Sign-up for the Spring Food Challenge and come to one of the chalk talks this Wednesday (6:30am, 12:30pm, 6:00pm).
In front of a clock set for 12 minutes:
1 minute of 30-inch box jumps
1 minute of 115-lb. sumo deadlift high pulls
2 minutes of 30-inch box jumps
2 minutes of 115-lb. sumo deadlift high pulls
3 minutes of 30-inch box jumps
3 minutes of 115-lb. sumo deadlift high pulls
Every week it seems like we hear about a new study telling us what we should or shouldn’t eat. And every other week we hear of another study that now says the opposite of the first study. Fat is good. No, now it’s bad. Well, the right kind of fat is good, if it’s the right amount, and if you exercise, but not if you drink, and so on and so forth. So how do we know what to make of these studies?
This article by Mark’s Daily Apple gives us 15 reasons why we shouldn’t trust these studies. He concludes:
This isn’t to suggest that nutritional studies are useless. I cite and refer to them all the time. They’re often the best, most objective angle on the situation available. Like democracy, it’s the worst except for all the others. But we have to recognize and consider their limitations.

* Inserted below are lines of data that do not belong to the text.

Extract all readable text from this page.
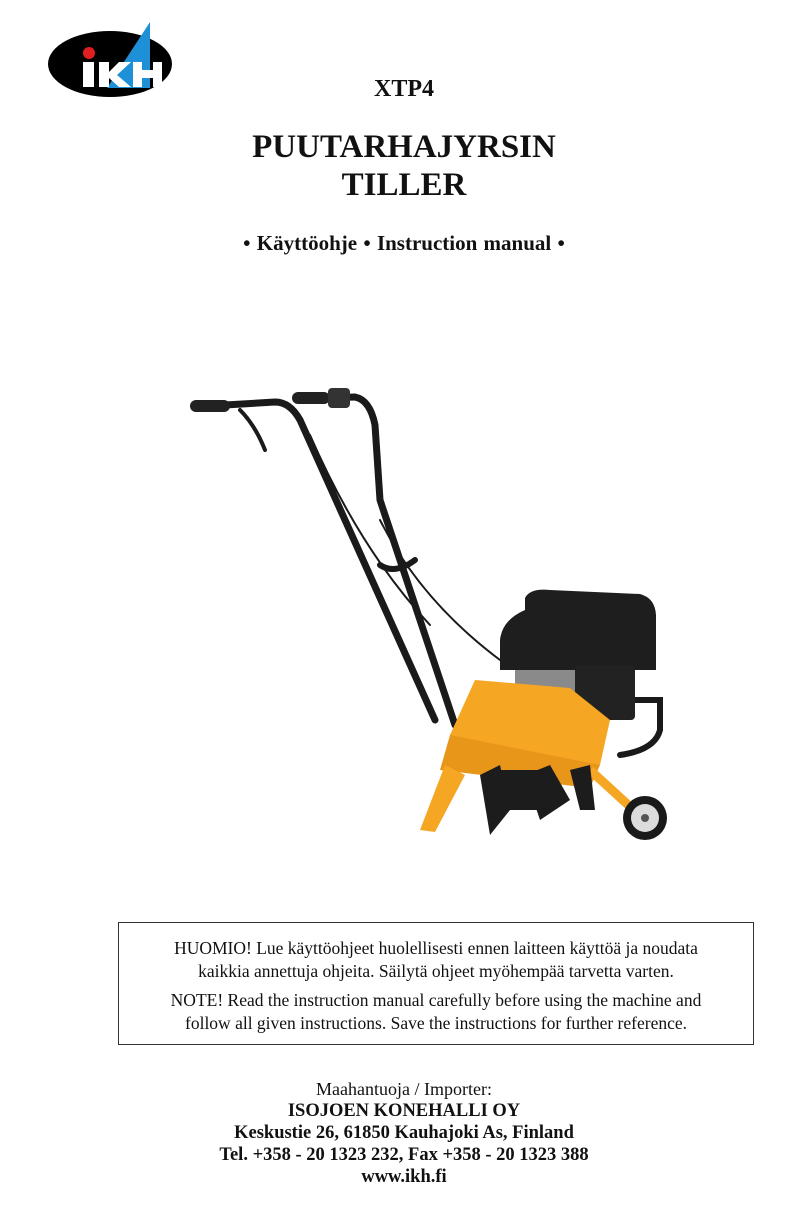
XTP4
PUUTARHAJYRSIN
TILLER
• Käyttöohje • Instruction manual •

HUOMIO! Lue käyttöohjeet huolellisesti ennen laitteen käyttöä ja noudata
kaikkia annettuja ohjeita. Säilytä ohjeet myöhempää tarvetta varten.

NOTE! Read the instruction manual carefully before using the machine and
follow all given instructions. Save the instructions for further reference.

Maahantuoja / Importer:
ISOJOEN KONEHALLI OY
Keskustie 26, 61850 Kauhajoki As, Finland
Tel. +358 - 20 1323 232, Fax +358 - 20 1323 388
www.ikh.fi
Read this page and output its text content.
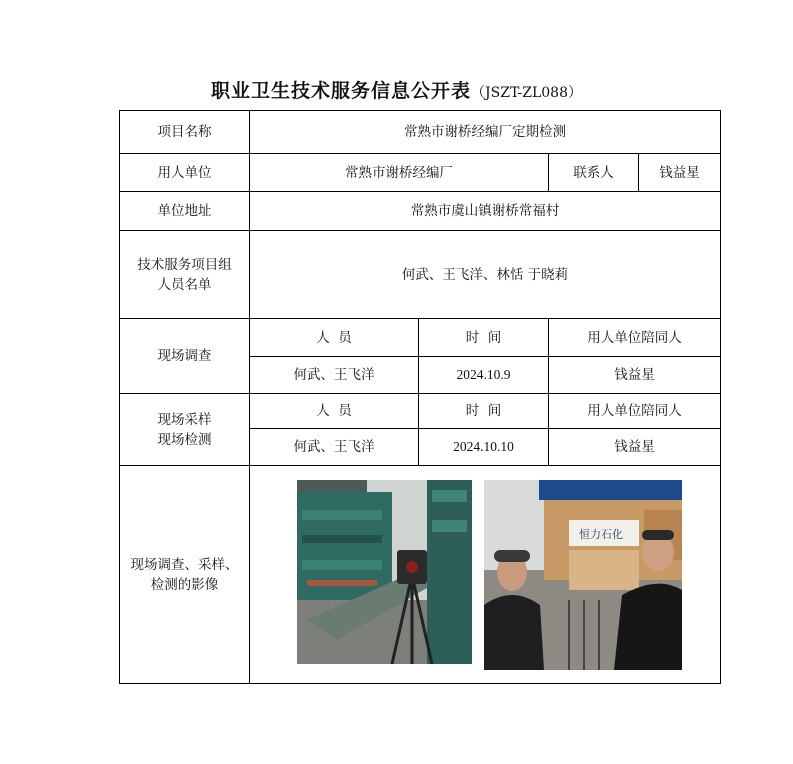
职业卫生技术服务信息公开表（JSZT-ZL088）
项目名称	常熟市谢桥经编厂定期检测			
用人单位	常熟市谢桥经编厂		联系人	钱益星
单位地址	常熟市虞山镇谢桥常福村			

技术服务项目组
人员名单	何武、王飞洋、林恬 于晓莉			
现场调查	人  员	时  间	用人单位陪同人	
	何武、王飞洋	2024.10.9	钱益星	

现场采样
现场检测	人  员	时  间	用人单位陪同人	
	何武、王飞洋	2024.10.10	钱益星	

现场调查、采样、
检测的影像	恒力石化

Our health is our responsibility and I think it’s time we stop handing it over to “experts” and then also use those “experts” as a scapegoat when we find out that we aren’t as healthy as we thought. I’m always skeptical of nutritional studies because there are simply so many variables when considering human health, some for which we have no way to measure.
If something does grab your attention, and it has passed your common sense test, then use yourself as the experiment. Try making the change for a few weeks and see how you look, feel, and perform. If you’re really concerned you could even get blood work done to see what’s happening on the inside. And don’t forget about your Coaches. We study this material daily, even experiment on ourselves, and we are always happy to share our thoughts on the matter.